ORALS

SESSION: ManufacturingMonPM2-R4 Precision / Ultraprecision Manufacturing	Mamalis International Symposium on Advanced Manufacturing of Advanced Materials and Structures with Sustainable Industrial Applications
Mon Nov, 5 2018 / Room: Sao Conrado (50/2nd)
Session Chairs: Tatsuo Sawada; Session Monitor: TBA

15:55: [ManufacturingMonPM209] Keynote
Faultless Steel Production and Manufacturing
Xenia Vourna¹ ; Evangelos Hristoforou¹ ; Athanasios G. Mamalis² ; ¹National TU of Athens, Athens, Greece; ²PC-NAE, Demokritos National Center for Scientific Research, Athens, Greece;
Paper Id: 294 [Abstract]

Faultless steel production and manufacturing (FASTEP) represents a new method and technology for surface and bulk stress distribution monitoring and rehabilitation in steels. The quality of the steel and corresponding products depends on the distribution and level of stresses in its volume and surface, since stress gradient is responsible for steel cracking generation & failure. The existing technology in stress monitoring concerns either surface stress distribution monitoring instruments with unacceptably high uncertainty, or point surface stress sensors, or surface and bulk laboratory techniques not able to operate in industrial environment. Therefore, a method to provide stress tensor distribution monitoring on the surface and in the bulk of steels would be the feedback system to not only monitor stresses but actually to achieve stress rehabilitation. FASTEP solution in achieving stress distribution monitoring in steel production, manufacturing and use, is related to a new method and technology, currently pending for patent, offering stress tensor distribution monitoring on the surface and the bulk of steels, steel welds and products based on them. The achieved uncertainty has been <1% for surface or bulk stress measurements, with speeds as high as 100/s per point of measurement, compared to ~10% uncertainty and speed of 1-10 s per point of the existing state of the art, thus opening a new era in diagnostics & therapeutics in steel industry. Such a technology can be the feedback system for automated stress rehabilitation (annihilation or strengthening) process in steel production and manufacturing, as well as in installed steel structures (end-user applications).

SESSION: ManufacturingWedAM-R4 Transport / Crashworthiness of Vehicles: Passive and Active Safety	Mamalis International Symposium on Advanced Manufacturing of Advanced Materials and Structures with Sustainable Industrial Applications
Wed Nov, 7 2018 / Room: Sao Conrado (50/2nd)
Session Chairs: Ryuichi Tomoshige; Session Monitor: TBA

12:35: [ManufacturingWedAM04]
Magnetic Permeability Measurement Device Based on Hall Effect
Spyridon Angelopoulos¹ ; Giorgios Banis¹ ; Xenia Vourna¹ ; Aphrodite Ktena² ; Panagiotis Tsarabaris¹ ; Evangelos Hristoforou¹ ; Athanasios G. Mamalis³ ; ¹National TU of Athens, Athens, Greece; ²TEI of Chalkida, Chalcis, Greece; ³PC-NAE, Demokritos National Center for Scientific Research, Athens, Greece;
Paper Id: 296 [Abstract]

A new, fully portable device is presented, which can be used to measure magnetic permeability and residual stress.

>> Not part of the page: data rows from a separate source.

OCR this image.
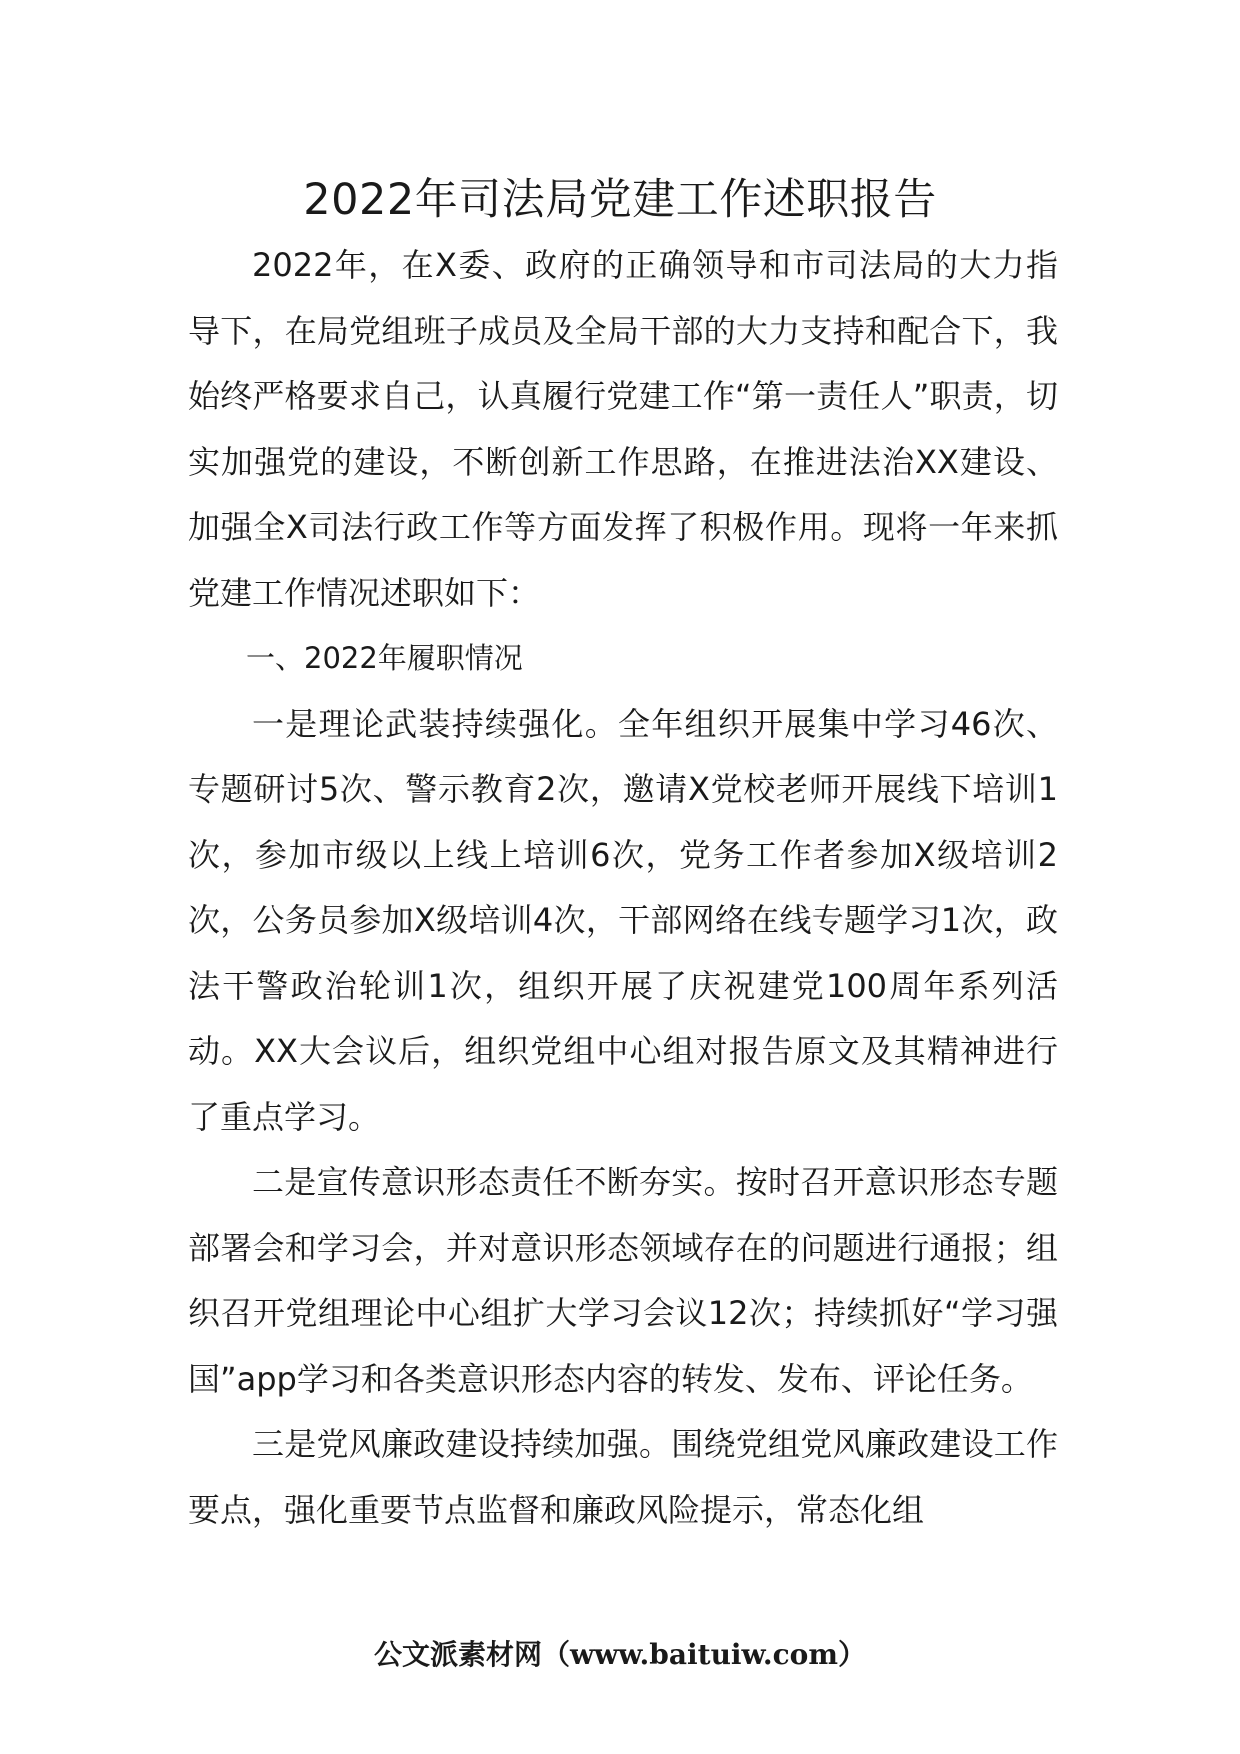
2022年司法局党建工作述职报告

2022年，在X委、政府的正确领导和市司法局的大力指导下，在局党组班子成员及全局干部的大力支持和配合下，我始终严格要求自己，认真履行党建工作“第一责任人”职责，切实加强党的建设，不断创新工作思路，在推进法治XX建设、加强全X司法行政工作等方面发挥了积极作用。现将一年来抓党建工作情况述职如下：

一、2022年履职情况

一是理论武装持续强化。全年组织开展集中学习46次、专题研讨5次、警示教育2次，邀请X党校老师开展线下培训1次，参加市级以上线上培训6次，党务工作者参加X级培训2次，公务员参加X级培训4次，干部网络在线专题学习1次，政法干警政治轮训1次，组织开展了庆祝建党100周年系列活动。XX大会议后，组织党组中心组对报告原文及其精神进行了重点学习。

二是宣传意识形态责任不断夯实。按时召开意识形态专题部署会和学习会，并对意识形态领域存在的问题进行通报；组织召开党组理论中心组扩大学习会议12次；持续抓好“学习强国”app学习和各类意识形态内容的转发、发布、评论任务。

三是党风廉政建设持续加强。围绕党组党风廉政建设工作要点，强化重要节点监督和廉政风险提示，常态化组

公文派素材网（www.baituiw.com）
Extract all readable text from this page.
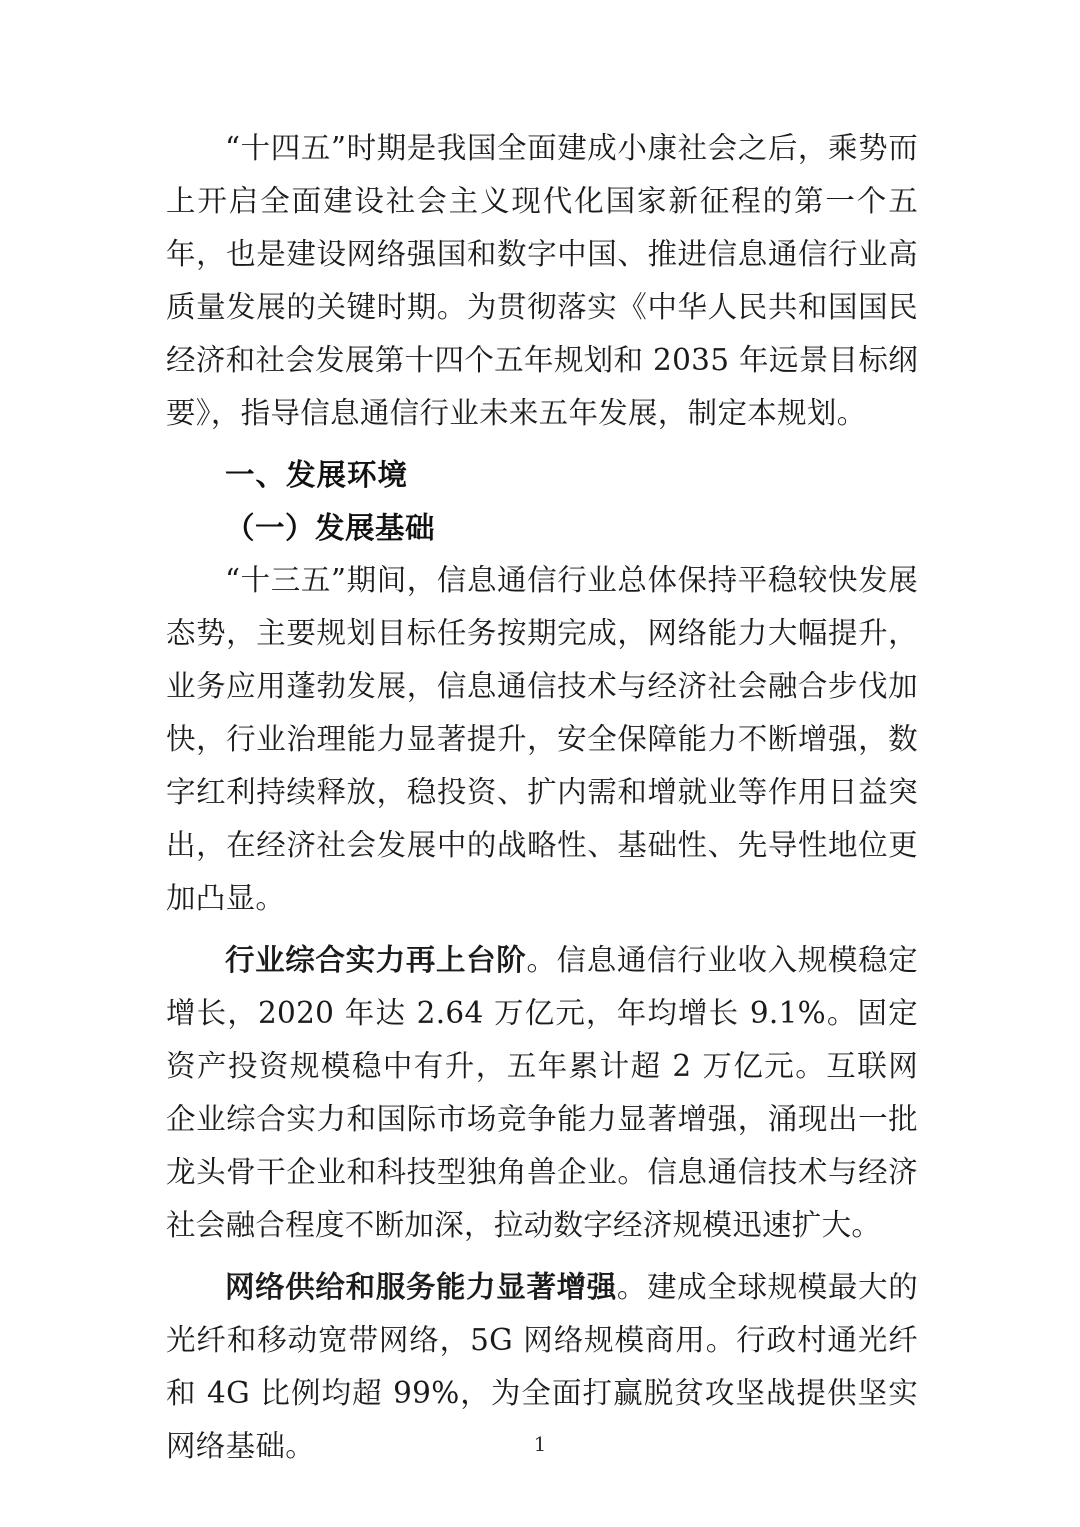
“十四五”时期是我国全面建成小康社会之后，乘势而上开启全面建设社会主义现代化国家新征程的第一个五年，也是建设网络强国和数字中国、推进信息通信行业高质量发展的关键时期。为贯彻落实《中华人民共和国国民经济和社会发展第十四个五年规划和 2035 年远景目标纲要》，指导信息通信行业未来五年发展，制定本规划。

一、发展环境
（一）发展基础

“十三五”期间，信息通信行业总体保持平稳较快发展态势，主要规划目标任务按期完成，网络能力大幅提升，业务应用蓬勃发展，信息通信技术与经济社会融合步伐加快，行业治理能力显著提升，安全保障能力不断增强，数字红利持续释放，稳投资、扩内需和增就业等作用日益突出，在经济社会发展中的战略性、基础性、先导性地位更加凸显。

行业综合实力再上台阶。信息通信行业收入规模稳定增长，2020 年达 2.64 万亿元，年均增长 9.1%。固定资产投资规模稳中有升，五年累计超 2 万亿元。互联网企业综合实力和国际市场竞争能力显著增强，涌现出一批龙头骨干企业和科技型独角兽企业。信息通信技术与经济社会融合程度不断加深，拉动数字经济规模迅速扩大。

网络供给和服务能力显著增强。建成全球规模最大的光纤和移动宽带网络，5G 网络规模商用。行政村通光纤和 4G 比例均超 99%，为全面打赢脱贫攻坚战提供坚实网络基础。	1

The device is based on the use of a Hall sensor and a permanent magnet. The Hall sensor is placed at the edge of a yoke, and consists of two parallel ferromagnetic bars and a permanent magnet. As a result, its output voltage depends on the magnetic field that is produced by the magnet. If the yoke is placed near a ferromagnetic material under test, the Hall voltage output will change accordingly. The optimal placement of the Hall sensor was found through software simulations. The magnetic field measured by the Hall sensor can be correlated to the surface magnetic permeability and the residual stress tensor distribution of the ferromagnetic material under test. Calibration of the sensor was held, in order to provide accurate results. The constructed device includes the aforementioned sensing element, an Arduino-based microcontroller, an RF transmitter, a Bluetooth module, and a battery. The collected data is wirelessly transmitted to a receiving device, and consists of an Arduino-based microcontroller, an RF receiver, an LCD, and a battery. As a result, the output information can be viewed either on the dedicated device or on any other Bluetooth-compatible device (e.g. smartphone or tablet). The sensor is suitable for on-field measurements, as it is wireless, energy sufficient, robust, and conducts high-speed contactless measurements.